Client: Department of Education
Location: Perth, Australia
Completion date: 2010
Artwork budget: $78,000
Project Team
Artist
Tony Pankiw
Tony Pankiw
Industry Resource
Jan and Ian Harry
Edgeworkshop
Overview
Interactive artwork depicting school mascot. Used as a meet and
greet area and seating for the students.
Lockridge Primary School
4.8m x 2.4m x 3m
Completed 2010
Commissioned by Building Management and Works
Painted aluminum and galvanized steel with concrete seat.
Goals
The staff and students of Lockridge Primary School are proud that the land on which the school sits was once farmland owned by the prominent local Hammersley family. So much so that their family crest, the mythical Gryphon, is now the school crest.

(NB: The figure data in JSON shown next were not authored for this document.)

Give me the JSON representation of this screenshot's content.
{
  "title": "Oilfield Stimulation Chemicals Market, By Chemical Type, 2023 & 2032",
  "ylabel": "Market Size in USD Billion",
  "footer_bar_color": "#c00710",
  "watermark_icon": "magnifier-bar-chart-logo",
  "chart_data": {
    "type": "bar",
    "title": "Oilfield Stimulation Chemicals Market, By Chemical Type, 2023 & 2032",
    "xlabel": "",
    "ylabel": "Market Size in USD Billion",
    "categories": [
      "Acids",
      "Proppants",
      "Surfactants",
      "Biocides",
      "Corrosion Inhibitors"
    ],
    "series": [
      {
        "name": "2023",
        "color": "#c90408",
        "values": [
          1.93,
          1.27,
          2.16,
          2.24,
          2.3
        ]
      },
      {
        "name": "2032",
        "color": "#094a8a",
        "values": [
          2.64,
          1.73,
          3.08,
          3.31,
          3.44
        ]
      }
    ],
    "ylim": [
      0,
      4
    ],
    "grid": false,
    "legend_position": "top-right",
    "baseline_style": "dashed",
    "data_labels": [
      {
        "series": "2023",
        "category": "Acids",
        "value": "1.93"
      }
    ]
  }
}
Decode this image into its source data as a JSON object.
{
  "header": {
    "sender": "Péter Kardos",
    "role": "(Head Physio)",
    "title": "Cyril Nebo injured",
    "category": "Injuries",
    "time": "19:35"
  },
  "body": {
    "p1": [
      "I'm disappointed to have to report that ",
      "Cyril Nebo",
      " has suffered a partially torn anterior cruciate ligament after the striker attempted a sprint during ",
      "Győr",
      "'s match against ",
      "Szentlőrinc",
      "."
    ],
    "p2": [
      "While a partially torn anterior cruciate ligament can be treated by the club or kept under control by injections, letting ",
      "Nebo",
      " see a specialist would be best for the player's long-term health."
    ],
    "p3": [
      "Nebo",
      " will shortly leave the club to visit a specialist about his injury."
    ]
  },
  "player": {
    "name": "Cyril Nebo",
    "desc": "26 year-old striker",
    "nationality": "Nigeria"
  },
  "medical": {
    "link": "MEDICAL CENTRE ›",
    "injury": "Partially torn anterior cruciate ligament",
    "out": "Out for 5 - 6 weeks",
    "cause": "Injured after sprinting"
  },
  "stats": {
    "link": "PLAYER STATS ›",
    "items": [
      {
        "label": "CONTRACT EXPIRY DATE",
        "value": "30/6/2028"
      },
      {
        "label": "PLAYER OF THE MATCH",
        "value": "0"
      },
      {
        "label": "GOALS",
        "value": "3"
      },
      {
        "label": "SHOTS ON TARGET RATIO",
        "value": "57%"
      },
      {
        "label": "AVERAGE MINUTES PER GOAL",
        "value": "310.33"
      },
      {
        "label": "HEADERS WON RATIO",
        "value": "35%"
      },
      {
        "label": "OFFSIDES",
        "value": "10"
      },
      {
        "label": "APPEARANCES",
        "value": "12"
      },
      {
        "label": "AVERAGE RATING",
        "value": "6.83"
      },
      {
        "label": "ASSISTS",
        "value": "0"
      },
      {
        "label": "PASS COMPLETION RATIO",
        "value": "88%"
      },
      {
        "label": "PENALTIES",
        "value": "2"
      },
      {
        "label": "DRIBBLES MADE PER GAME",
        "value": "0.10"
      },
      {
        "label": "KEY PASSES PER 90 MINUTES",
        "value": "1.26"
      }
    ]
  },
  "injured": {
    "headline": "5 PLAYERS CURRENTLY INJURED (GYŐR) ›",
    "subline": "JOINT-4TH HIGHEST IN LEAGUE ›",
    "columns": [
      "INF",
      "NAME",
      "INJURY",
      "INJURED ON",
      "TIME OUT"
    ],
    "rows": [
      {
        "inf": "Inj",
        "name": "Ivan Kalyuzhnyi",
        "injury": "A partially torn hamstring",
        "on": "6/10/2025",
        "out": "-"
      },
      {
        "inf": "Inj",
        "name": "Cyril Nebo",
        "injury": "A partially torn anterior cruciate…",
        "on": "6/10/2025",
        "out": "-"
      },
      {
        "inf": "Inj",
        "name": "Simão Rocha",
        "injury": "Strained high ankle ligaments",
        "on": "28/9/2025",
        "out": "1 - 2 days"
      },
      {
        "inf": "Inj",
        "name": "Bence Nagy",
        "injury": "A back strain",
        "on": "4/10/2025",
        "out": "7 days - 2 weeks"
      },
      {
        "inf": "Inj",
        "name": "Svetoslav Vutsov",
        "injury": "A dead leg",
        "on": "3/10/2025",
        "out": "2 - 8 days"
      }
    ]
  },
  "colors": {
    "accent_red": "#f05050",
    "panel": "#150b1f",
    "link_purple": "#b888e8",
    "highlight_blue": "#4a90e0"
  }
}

With its lion’s body, bird’s head, and wings, the Gryphon is a marvellous starting point for an artist’s vivid imagination to take off. The wings on Tony Pankiw’s giant metal Gryphon form a shelter from the sun while the tail, positioned under the wing, is a seat. The sculpture is made from galvanized steel, aluminium and concrete, with the surrounding area laid with rubber for safety. The two metals contrast. The galvanized steel has a facetted, grainy surface, while the new aluminium gives the wings the ‘high tech’ look of an aircraft. The concrete plinth enhances the Gryphon’s aura of stateliness.
Process
Diverting from the Gryphon, each teaching block has been given the Nyoongar name for a local tree. A laser cut aluminium, metal relief tree with the name at the base, sits on each building. Tony ran special workshops with the students so their delightful drawings could be transcribed into design elements that sit on either side of each tree. Kwela (sheoak) has river creatures; Moodja (Christmas tree) has flying creatures; and Baroo (grass tree) has land creatures, all imagined or remembered by the students.